Don't stomp on your character's voice!

Unlike this picture of a clothing store display I took in Bologna, Italy, Ellen Hopkins' books aren’t about conformity or teens who fit in, they are about the teens who don’t fit in.

Ellen Hopkins is the author of seven books for young adults (many of which are New York Times Bestsellers) and she was a presenter at the SCBWI Bologna Symposium. She talked about the Young Adult Renaissance. With titles like Crank, Burned, Impulse, Glass, Identical, Tricks and Fallout, her books deal with edgy, yet realistic, y/a issues. Ellen talked about the experience of having her books banned. She read some of the touching and heartfelt letters from youth who could relate to the subject matter she wrote about, and youth who couldn’t relate directly but appreciated the honesty with which she wrote.

According to Ellen, young adult books deal with the edgier material that is harder to deal with in a tween market. The young adult market has been pushed to age 14 plus. In middle grade or tween books there is more positive interaction between the protag and the family. In y/a the parents are often in the role of the antag.

She believes y/a to be a hungry market. Unlike tween readers who rely on their parents to buy their books, young adult readers buy their own reading material. She believes the middle grade market is more of a library market. A writer for young adults has a responsibility to shed light on old problems and to make a positive difference in a young person’s life. Ellen implored us to not underestimate our readers – keep the characters real.

Y/A novels have a contemporary situation, a protag, an antag, friends, foils and adults.

In terms of the voice of y/a she had some advice:

- this generation is visual, use unusual formatting, verse, journals, letters, text messaging;

- y/a novels are often told from 1st person to put the readers in the character's head and y/a authors often use present tense;

- don’t stomp on your characters’ voices with your voice as storyteller;

- don’t avoid the tough stuff, but be sure of your facts – a nonfiction background comes in handy;

- tell a story that’s close to you, that hurts or makes you squirm;

- beware of authorial intrusion; and

- beware of didacticism and slang which can date your story.

If you are guilty of authorial intrusion and didacticism yee shall be banished to the authorial attic:

Ok, that’s really the view from the bathroom of my nephew’s flat in Bologna. Maybe this would be a better authorial attic…

or this one:

Okay, I like taking pictures of windows, does that make me a bad author?! Off to the authorial attic for me ...

Back at the symposium, I had an opportunity to read, to the group, the first page of my yet, untitled, y/a manuscript. Ellen had some helpful comments that I will keep in mind as I finish writing it. One of which was to write it in first person (but do I want to be that author who writes everything in first person? – do I care?).

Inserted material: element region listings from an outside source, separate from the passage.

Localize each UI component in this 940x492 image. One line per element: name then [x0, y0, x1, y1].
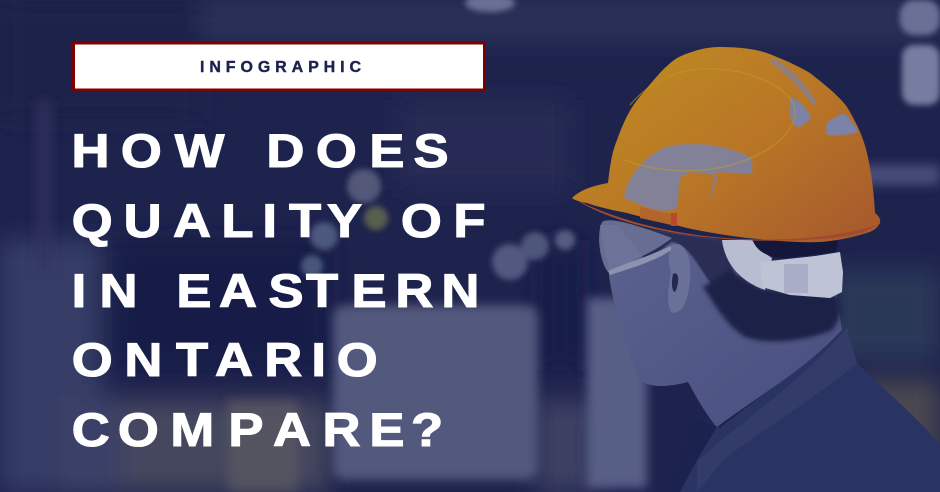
- helmet ribs: [625, 69, 795, 171]
- title: [71, 125, 486, 456]
- helmet reflections: [624, 58, 858, 211]
- safety glasses: [599, 220, 672, 272]
- white head strap: [722, 240, 772, 290]
- neck and face: [600, 225, 842, 427]
- ear: [668, 244, 690, 313]
- title: ONTARIO: [72, 334, 378, 386]
- title: COMPARE?: [72, 404, 443, 456]
- inner collar shadow: [667, 413, 717, 492]
- jacket: [667, 327, 940, 492]
- adjuster bracket: [760, 252, 843, 298]
- title: HOWDOES: [71, 125, 449, 177]
- helmet clip: [640, 207, 676, 226]
- lower hair: [703, 270, 840, 341]
- worker figure: [572, 47, 940, 492]
- banner text: INFOGRAPHIC: [200, 59, 361, 76]
- dark gap under helmet: [753, 240, 838, 258]
- label banner: [74, 43, 484, 90]
- title: QUALITYOF: [72, 195, 486, 247]
- jacket collar: [697, 327, 857, 492]
- helmet brim shade: [575, 199, 877, 241]
- upper hair: [615, 222, 735, 285]
- title: INEASTERN: [72, 265, 479, 317]
- hard hat: [572, 47, 880, 242]
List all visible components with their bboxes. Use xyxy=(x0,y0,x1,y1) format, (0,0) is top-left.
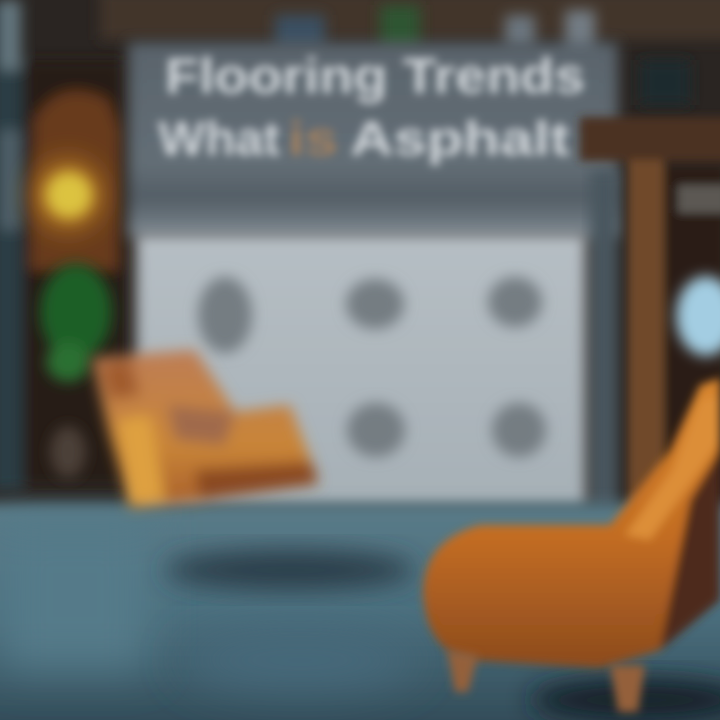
floor carpet xyxy=(0,503,720,720)
blurred title text: What xyxy=(158,113,280,166)
blurred title text: Asphalt xyxy=(350,113,570,166)
chair legs xyxy=(447,650,645,712)
blurred title text: Flooring Trends xyxy=(165,48,585,104)
tile pattern spots xyxy=(198,277,546,457)
blurred title text xyxy=(158,48,585,166)
right orange chair xyxy=(423,378,720,712)
wall lamp xyxy=(32,159,104,231)
white panel with tiles xyxy=(136,234,586,508)
left orange chair xyxy=(92,350,318,508)
plant xyxy=(40,264,112,478)
wooden shelf and post xyxy=(580,117,720,505)
back wall xyxy=(128,42,618,237)
blurred title text: is xyxy=(288,113,338,166)
right dark pillar xyxy=(590,170,618,510)
blue window glow xyxy=(676,276,720,356)
top decor on ceiling shelf xyxy=(275,5,690,105)
left wooden column xyxy=(0,0,124,490)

Once again I have written a too-long blog post! (but there was so much great stuff!) and won’t be able to get to the agent panel (telling it like it is) in this blog post.

I shouldn’t make promises I can’t keep, but I will promise, next blog post: Rookie mistakes: how to avoid them and stay out of the authorial attic.


Dawn said…
My best friend's daughter loves Ellen's books. I have them all in my TBR pile.
Jade said…
I still haven't recovered from my jealousy that you were over there.
Anonymous said…
Wow, thanks for this, Jan! Love her books and am amazed at what she can do with voice. Favorite is IMPULSE.
annerallen said…
What a great set of guidelines for writing YA! I've published some YA stories, but I'm about to make the plunge into a novel, so this is really helpful. Thanks.
Ellen Hopkins said…
Thanks, Jan! It was a wonderful trip, a beautiful city... great people, awesome writers. Definitely a favorite memory.